Floyd stared first at the impossible city—were those glass panes? They couldn't be—and then at the high-heeled nuisance.

"Let's say I'm no longer ruling out the possibility that magic might exist."

El rolled her eyes. "You really are impossible."

"Hedging my bets, that's what I am."

Mul grunted something, and El flapped her hand. "Sure, sure. I was coming to the point."

"Good," said Floyd. "You can start with this." He pointed at the moving crowd where the last stragglers were hastening up the cliff face. "Are they leaving because it's so bloody cold?"

"No, they're leaving because of you."

"Me? Come on, that's unfair. I'm only here because of you."
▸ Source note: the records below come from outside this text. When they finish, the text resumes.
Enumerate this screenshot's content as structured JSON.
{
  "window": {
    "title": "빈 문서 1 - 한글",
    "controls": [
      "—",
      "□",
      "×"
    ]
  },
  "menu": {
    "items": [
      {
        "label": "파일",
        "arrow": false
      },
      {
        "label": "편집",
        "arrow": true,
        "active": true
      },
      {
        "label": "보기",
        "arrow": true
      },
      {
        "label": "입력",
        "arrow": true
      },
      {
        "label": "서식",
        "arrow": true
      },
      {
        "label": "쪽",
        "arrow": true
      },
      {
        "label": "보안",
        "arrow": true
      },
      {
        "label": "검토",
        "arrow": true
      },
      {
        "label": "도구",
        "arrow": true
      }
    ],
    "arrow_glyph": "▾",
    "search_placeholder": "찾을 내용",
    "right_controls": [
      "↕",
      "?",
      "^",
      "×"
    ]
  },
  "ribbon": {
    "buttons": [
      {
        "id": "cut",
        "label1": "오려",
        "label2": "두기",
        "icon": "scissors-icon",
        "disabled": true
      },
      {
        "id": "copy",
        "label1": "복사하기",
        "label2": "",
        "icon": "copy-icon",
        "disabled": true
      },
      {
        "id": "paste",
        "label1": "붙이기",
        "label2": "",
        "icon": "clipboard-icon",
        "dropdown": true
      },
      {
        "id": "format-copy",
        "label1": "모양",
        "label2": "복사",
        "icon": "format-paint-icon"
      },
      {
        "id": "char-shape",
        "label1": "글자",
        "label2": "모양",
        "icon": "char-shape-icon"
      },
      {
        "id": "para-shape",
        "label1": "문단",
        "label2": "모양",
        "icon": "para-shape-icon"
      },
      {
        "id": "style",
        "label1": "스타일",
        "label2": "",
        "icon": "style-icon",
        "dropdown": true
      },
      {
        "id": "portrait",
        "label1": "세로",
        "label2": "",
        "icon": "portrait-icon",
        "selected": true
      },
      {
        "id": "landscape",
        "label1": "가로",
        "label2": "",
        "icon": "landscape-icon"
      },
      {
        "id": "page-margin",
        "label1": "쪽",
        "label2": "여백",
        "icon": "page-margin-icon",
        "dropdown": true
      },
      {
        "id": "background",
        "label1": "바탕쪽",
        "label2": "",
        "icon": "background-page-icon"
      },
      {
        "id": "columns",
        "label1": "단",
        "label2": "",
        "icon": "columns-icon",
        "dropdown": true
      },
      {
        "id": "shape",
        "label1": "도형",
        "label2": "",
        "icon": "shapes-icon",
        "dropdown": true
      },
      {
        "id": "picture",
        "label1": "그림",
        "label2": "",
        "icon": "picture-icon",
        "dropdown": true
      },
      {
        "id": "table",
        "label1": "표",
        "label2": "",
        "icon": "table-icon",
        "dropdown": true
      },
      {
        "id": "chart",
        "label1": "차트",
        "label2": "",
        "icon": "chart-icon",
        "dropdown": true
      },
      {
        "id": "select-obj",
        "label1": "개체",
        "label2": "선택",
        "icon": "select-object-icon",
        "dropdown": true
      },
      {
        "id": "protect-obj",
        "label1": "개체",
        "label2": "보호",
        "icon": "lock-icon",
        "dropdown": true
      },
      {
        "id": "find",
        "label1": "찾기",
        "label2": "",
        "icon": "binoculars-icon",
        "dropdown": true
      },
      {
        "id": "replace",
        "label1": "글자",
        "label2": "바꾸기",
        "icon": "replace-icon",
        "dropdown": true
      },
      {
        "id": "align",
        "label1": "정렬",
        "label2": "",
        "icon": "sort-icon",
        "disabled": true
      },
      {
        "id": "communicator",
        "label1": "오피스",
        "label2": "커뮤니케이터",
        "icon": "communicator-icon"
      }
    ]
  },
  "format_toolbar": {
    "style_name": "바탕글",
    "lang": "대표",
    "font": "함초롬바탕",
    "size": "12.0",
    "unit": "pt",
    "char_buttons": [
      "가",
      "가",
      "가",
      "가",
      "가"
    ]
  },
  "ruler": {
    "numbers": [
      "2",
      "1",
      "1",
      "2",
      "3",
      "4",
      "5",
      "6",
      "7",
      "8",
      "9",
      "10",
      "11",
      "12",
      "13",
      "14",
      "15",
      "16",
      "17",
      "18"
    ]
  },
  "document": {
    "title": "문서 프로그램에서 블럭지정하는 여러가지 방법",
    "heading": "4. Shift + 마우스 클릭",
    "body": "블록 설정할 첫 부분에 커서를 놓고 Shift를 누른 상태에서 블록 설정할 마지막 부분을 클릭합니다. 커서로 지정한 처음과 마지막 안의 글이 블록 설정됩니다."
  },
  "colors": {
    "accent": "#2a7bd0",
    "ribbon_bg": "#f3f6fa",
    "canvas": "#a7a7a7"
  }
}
El heaved a sigh. "Not you personally. Your people. What do you call yourselves? Homo sapiens? That's a good one. There's so much you don't know. Worse, you don't want to know. To compensate, you're as destructive as they come."

Floyd slammed through mental compartments in search of comebacks but found none. El wasn't wrong.

"Mh. So, what about this dream business? Is this something you created?"

For some odd reason, the comment drew hysterical laughter and much thigh-slapping from the two Neanderthals. Especially Mul had plenty of thigh to slap.

"Har, har. Very funny."

El wiped her streaming eyes. "I needed a good laugh."

"We can take and change what is there," Mul explained. "We cannot create what isn't there. We aren't gods."

"Just out of interest. Do they exist?"

Mul shrugged. "I do not know. I do not care. We have the dream, and we are content with it. "

Floyd stared at the city.

"This was there. We changed it, so our people could come and live in it."

"Some sort of parallel reality?"

El wagged her head. "That probably describes it best, though Wiseman Mul here is perhaps being a bit simplistic. I'd say the potential for this"—she stabbed her finger in the air roughly where the city towered over the abyss—"existed. But we had to make it happen. Actually that's not quite right either. We are making it happen. All the time. It's the dream, you see?"

"Hah," said Mul.

Floyd didn't get it, not fully. "Mh. Complicated."

"Very. The dreams of our people ensure that what could be becomes and stays reality. Unfortunately, there's something else we need, and that we didn't know when we set out."